Hey Justin, thanks for answering questions and chatting to us. To start with can you tell us what your background is? Be that music related, engineering etc.

My background is pretty mixed. I was born in London but I ‘grew up’ (still growing up really…) in Sydney - London has been home again for nearly 20 years now but my accent often sounds like I just arrived. I got into music seriously through late 80’s Punk and

Hardcore but by the 90’s I was making and playing Techno, House and Breaks. Over the years I’ve played in bands as a guitarist, DJ’d, produced, remixed and run record labels. My engineering and electronic design background is mainly self-taught - I started repairing bits of my own music hardware and studio gear to keep it running and at some point, I started thinking about building something for myself.

How did Abstract Data come about? You were making desktop units before modules if I

remember correctly.

Yes, I started building one-off, self-contained, desktop designs around 2008. Basically, small sequenced, mono synths with some basic CV control over stuff like PWM. It’s interesting for me to see the current crop of smaller sequenced synth designs that companies like Korg and Roland are doing now - I do wonder if I would have started on this path if those designs had existed back then.

My first ‘commercial’ builds were the Hex Series - a set of three, complimentary synth/effects boxes that covered signal generation, filtering/morphing and modulation.

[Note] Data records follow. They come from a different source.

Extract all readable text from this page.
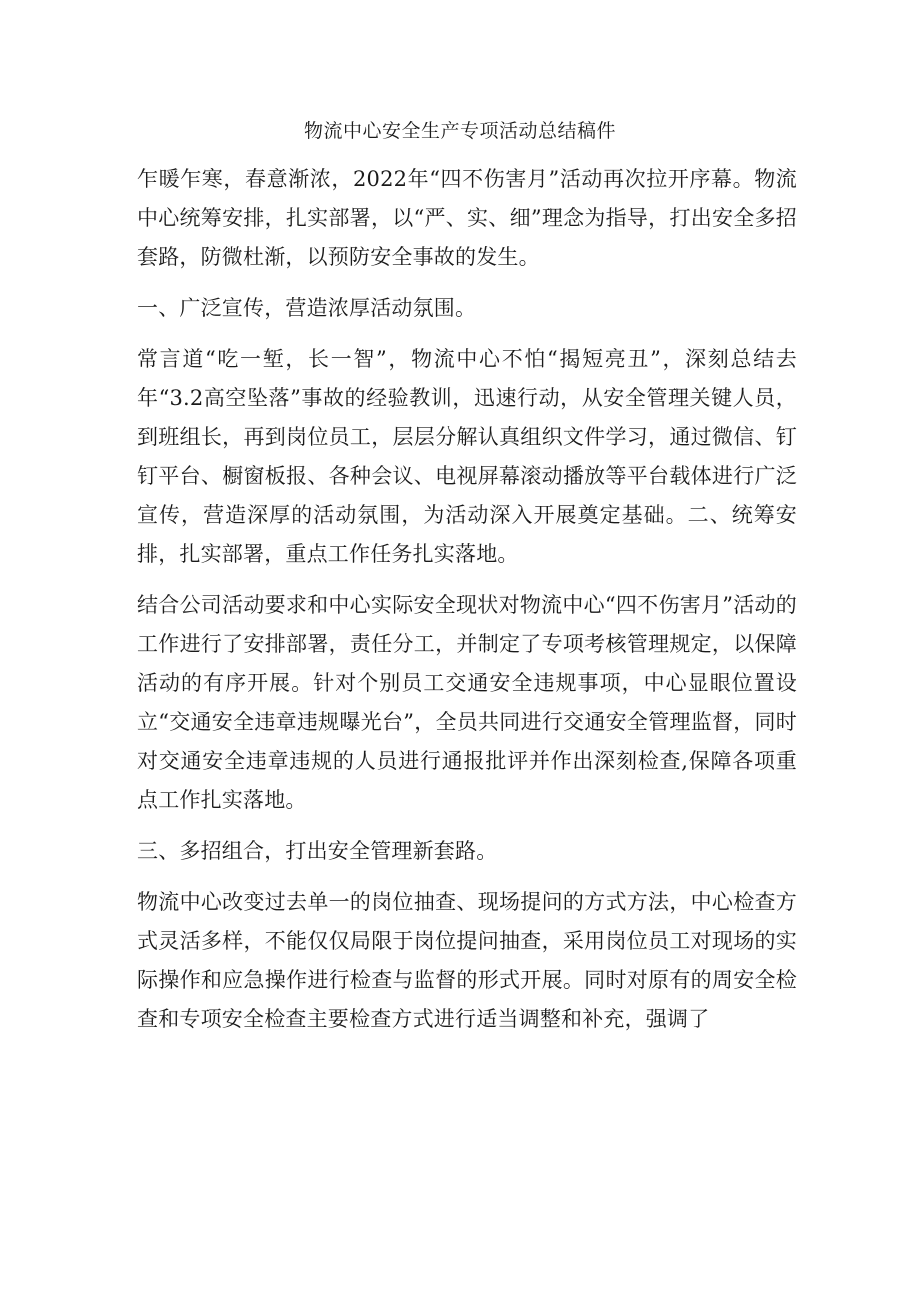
物流中心安全生产专项活动总结稿件

乍暖乍寒，春意渐浓，2022年“四不伤害月”活动再次拉开序幕。物流中心统筹安排，扎实部署，以“严、实、细”理念为指导，打出安全多招套路，防微杜渐，以预防安全事故的发生。

一、广泛宣传，营造浓厚活动氛围。

常言道“吃一堑，长一智”，物流中心不怕“揭短亮丑”，深刻总结去年“3.2高空坠落”事故的经验教训，迅速行动，从安全管理关键人员，到班组长，再到岗位员工，层层分解认真组织文件学习，通过微信、钉钉平台、橱窗板报、各种会议、电视屏幕滚动播放等平台载体进行广泛宣传，营造深厚的活动氛围，为活动深入开展奠定基础。二、统筹安排，扎实部署，重点工作任务扎实落地。

结合公司活动要求和中心实际安全现状对物流中心“四不伤害月”活动的工作进行了安排部署，责任分工，并制定了专项考核管理规定，以保障活动的有序开展。针对个别员工交通安全违规事项，中心显眼位置设立“交通安全违章违规曝光台”，全员共同进行交通安全管理监督，同时对交通安全违章违规的人员进行通报批评并作出深刻检查,保障各项重点工作扎实落地。

三、多招组合，打出安全管理新套路。

物流中心改变过去单一的岗位抽查、现场提问的方式方法，中心检查方式灵活多样，不能仅仅局限于岗位提问抽查，采用岗位员工对现场的实际操作和应急操作进行检查与监督的形式开展。同时对原有的周安全检查和专项安全检查主要检查方式进行适当调整和补充，强调了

I started doing my own designs for two main reasons. I was doing a lot of music and audio writing and production for television and advertising companies. This work was all ‘in the box’ - everything was done in a DAW and while I really enjoyed and appreciated the power and flexibility that gave me - especially for all the last minute or short-deadline changes that work requires - increasingly, I felt more and more like I was spending my entire day just sitting at a computer and less like I was doing anything really creative. Increasingly, the computer became much less interesting to me as a creative tool. That hasn’t really changed for me since then if I’m honest.